To help you save up for the sum required in the annuity plan, you
are considering investing in a 6% coupon (paid semi-annually)
corporate bond that matures in 8 years at par of $1,000. It
currently trades at $945 and you expect a return of 7% per
year.
(a) Calculate the minimum number of years you need to receive the
payout for the basic retirement plan for it to be worth it.

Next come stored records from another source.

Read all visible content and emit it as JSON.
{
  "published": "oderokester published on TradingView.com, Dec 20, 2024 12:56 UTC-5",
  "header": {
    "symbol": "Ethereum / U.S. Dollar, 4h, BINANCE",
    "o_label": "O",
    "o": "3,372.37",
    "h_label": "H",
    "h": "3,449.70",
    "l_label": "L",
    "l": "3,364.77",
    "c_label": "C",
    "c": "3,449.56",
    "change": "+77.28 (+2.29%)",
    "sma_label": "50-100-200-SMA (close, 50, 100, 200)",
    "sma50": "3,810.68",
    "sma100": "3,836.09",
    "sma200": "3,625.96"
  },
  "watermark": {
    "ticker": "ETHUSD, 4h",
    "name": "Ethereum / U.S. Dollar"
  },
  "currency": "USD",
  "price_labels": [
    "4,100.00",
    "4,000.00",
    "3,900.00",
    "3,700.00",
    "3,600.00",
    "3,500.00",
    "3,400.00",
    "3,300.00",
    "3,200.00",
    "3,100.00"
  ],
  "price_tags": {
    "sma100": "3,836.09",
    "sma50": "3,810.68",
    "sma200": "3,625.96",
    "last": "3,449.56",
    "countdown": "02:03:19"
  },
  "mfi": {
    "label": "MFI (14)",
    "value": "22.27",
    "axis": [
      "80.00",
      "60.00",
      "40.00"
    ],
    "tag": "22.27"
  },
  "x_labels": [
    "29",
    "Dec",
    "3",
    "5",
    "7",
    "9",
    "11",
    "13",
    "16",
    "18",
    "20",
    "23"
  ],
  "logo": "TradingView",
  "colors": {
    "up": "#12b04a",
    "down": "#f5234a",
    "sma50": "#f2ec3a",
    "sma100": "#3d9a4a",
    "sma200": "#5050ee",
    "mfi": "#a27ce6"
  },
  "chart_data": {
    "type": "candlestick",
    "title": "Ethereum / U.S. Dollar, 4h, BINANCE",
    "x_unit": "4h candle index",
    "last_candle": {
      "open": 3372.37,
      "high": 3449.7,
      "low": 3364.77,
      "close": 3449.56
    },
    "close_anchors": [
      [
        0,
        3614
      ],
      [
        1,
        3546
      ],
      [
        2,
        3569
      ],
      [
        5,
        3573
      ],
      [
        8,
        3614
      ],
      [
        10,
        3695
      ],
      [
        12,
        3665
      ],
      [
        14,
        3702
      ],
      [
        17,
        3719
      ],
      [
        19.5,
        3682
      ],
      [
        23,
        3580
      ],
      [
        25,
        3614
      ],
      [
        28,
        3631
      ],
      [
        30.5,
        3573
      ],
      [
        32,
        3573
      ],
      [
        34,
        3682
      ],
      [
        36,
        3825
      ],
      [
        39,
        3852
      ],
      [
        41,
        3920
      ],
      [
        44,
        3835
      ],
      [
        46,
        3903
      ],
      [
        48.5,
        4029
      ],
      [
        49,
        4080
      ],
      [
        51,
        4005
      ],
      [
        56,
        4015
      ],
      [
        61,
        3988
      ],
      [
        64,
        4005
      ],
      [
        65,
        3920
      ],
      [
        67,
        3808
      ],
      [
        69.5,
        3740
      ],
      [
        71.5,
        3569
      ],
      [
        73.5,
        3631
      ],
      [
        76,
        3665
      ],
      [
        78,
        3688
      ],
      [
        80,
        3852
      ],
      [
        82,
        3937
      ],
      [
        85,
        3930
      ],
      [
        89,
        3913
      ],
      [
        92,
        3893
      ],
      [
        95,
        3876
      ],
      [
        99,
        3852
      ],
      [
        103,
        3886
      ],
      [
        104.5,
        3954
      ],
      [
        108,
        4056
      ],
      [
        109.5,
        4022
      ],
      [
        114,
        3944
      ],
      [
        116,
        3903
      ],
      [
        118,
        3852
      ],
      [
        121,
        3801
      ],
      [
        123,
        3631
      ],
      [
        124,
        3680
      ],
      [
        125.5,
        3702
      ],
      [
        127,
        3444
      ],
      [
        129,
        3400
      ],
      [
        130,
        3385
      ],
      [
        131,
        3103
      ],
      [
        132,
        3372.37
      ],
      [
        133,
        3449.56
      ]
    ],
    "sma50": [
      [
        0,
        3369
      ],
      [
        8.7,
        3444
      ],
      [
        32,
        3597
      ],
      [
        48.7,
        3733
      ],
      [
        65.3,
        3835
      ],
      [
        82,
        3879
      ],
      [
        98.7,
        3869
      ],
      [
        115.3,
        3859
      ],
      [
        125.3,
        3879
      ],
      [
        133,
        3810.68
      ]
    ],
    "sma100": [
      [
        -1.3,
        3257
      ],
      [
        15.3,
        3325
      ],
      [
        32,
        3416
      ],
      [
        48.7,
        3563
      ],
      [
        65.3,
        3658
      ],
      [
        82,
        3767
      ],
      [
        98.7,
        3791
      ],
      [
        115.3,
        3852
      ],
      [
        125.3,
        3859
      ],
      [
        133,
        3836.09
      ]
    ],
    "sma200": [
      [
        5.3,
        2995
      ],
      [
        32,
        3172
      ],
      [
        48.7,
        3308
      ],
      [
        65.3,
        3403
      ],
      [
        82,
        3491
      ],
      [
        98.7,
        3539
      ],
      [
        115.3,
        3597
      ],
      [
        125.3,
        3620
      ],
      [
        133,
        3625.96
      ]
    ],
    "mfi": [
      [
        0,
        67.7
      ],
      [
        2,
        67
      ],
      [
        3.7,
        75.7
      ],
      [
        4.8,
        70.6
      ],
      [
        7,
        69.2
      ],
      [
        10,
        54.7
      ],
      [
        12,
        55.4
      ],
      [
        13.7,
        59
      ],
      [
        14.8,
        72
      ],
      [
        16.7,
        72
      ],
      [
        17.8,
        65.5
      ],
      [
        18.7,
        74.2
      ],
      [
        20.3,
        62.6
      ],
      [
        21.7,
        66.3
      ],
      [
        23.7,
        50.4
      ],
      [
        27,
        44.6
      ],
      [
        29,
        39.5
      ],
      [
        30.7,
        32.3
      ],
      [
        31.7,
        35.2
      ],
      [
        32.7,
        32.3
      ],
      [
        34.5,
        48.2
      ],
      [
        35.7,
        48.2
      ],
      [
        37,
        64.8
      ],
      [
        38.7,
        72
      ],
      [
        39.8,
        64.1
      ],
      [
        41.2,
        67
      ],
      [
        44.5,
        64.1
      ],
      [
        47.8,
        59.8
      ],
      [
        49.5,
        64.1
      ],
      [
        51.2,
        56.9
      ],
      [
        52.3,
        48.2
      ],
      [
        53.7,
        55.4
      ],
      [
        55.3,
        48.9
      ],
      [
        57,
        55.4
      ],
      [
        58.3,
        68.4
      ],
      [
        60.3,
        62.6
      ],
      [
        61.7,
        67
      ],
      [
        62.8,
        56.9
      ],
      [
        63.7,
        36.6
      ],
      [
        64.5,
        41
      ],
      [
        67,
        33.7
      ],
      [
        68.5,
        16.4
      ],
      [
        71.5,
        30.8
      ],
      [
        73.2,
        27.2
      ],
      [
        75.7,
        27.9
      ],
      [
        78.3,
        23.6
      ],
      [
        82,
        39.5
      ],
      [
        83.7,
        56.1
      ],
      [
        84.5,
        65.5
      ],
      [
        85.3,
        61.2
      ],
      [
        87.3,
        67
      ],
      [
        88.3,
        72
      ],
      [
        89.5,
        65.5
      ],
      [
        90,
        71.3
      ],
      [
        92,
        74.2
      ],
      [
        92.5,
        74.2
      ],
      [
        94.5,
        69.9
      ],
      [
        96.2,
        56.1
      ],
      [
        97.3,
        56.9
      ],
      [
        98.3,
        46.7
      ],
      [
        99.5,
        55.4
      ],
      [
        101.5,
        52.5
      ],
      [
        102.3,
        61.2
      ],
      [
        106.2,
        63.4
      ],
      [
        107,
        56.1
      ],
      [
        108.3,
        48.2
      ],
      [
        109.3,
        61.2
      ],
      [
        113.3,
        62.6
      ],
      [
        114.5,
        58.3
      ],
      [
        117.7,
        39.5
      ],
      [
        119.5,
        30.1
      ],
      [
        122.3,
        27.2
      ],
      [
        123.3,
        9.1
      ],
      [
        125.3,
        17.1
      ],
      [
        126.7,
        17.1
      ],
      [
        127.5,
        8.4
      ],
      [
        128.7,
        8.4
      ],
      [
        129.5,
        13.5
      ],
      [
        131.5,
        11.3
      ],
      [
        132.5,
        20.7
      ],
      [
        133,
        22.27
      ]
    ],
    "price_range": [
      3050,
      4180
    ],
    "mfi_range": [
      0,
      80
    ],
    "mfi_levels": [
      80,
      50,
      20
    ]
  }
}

(b) Determine which annuity plan is better assuming you are able
to live up to 85.
(c) Appraise whether you should invest in the corporate bond
today.
(d) Describe three (3) factors that will affect the expected return
on the corporate bond.
Part a
Annuity formula is given by
PV = E(1-(1+r)^-p)/r
Where
PV = present worth= 85500
E = monthly payout= 750
r= monthly rate= 4%/12= .3333%
p= total duration in months = ??
Therefore
85500= 750(1-1.00333^-p)/.00333333
P= 143.65 months or 143.64/12 =11.97 years or 12 years
Part b
These plan will start paying off after 65 and they will keep running for 20 years let us calculate thier worth one by one
P= 12 ×20= 240
Basic plan:
Worth = 750(1-1.003333^-240)/.0033333 = 123766
Which is higher then upfront cost by 123766-85500= 38266
Enhanced plan :
Worth= 2000(1-1.003333^-240)/.00333333 = $330044 which is greater then upfront cost by 330044- 256500 = 73543
Enhanced plan is better since benifit in this plan is higher.
Part c
Let us calculate the price of this bond
P0= I(1-(1+r)^-p)/r + F/(1+r)^p
Where
I = semi annual coupon payment = 1000×.06× 1/2 =30$
r= semiannual yield = 7%/2 = 3.5%
P= semiannual period = 2 ×8 = 16
F face value =1000
Therefore
P0= 30(1-1.035^-16)/.035 + 1000/1.035^16 = 939
Investment in bond is not viable as the bond is overpriced ( actual price is higher then theoretical price).
Part d
There are many factors that may affect a bond some of them are
Inflation: if expected inflation is higher then real return form the bond will decrease.
Issuer's credit worthiness: if issuer is risky then then bondholders would require higher returns.
Liquidity: longer rhe duration of bond, Higher required and expected returns.
Economic stability: if there is a stability in the economy then people will start moving towards the equity market for higher returns.
Monetary policy: if there is an expansionary monetary policy then people will start investing thier money in bond.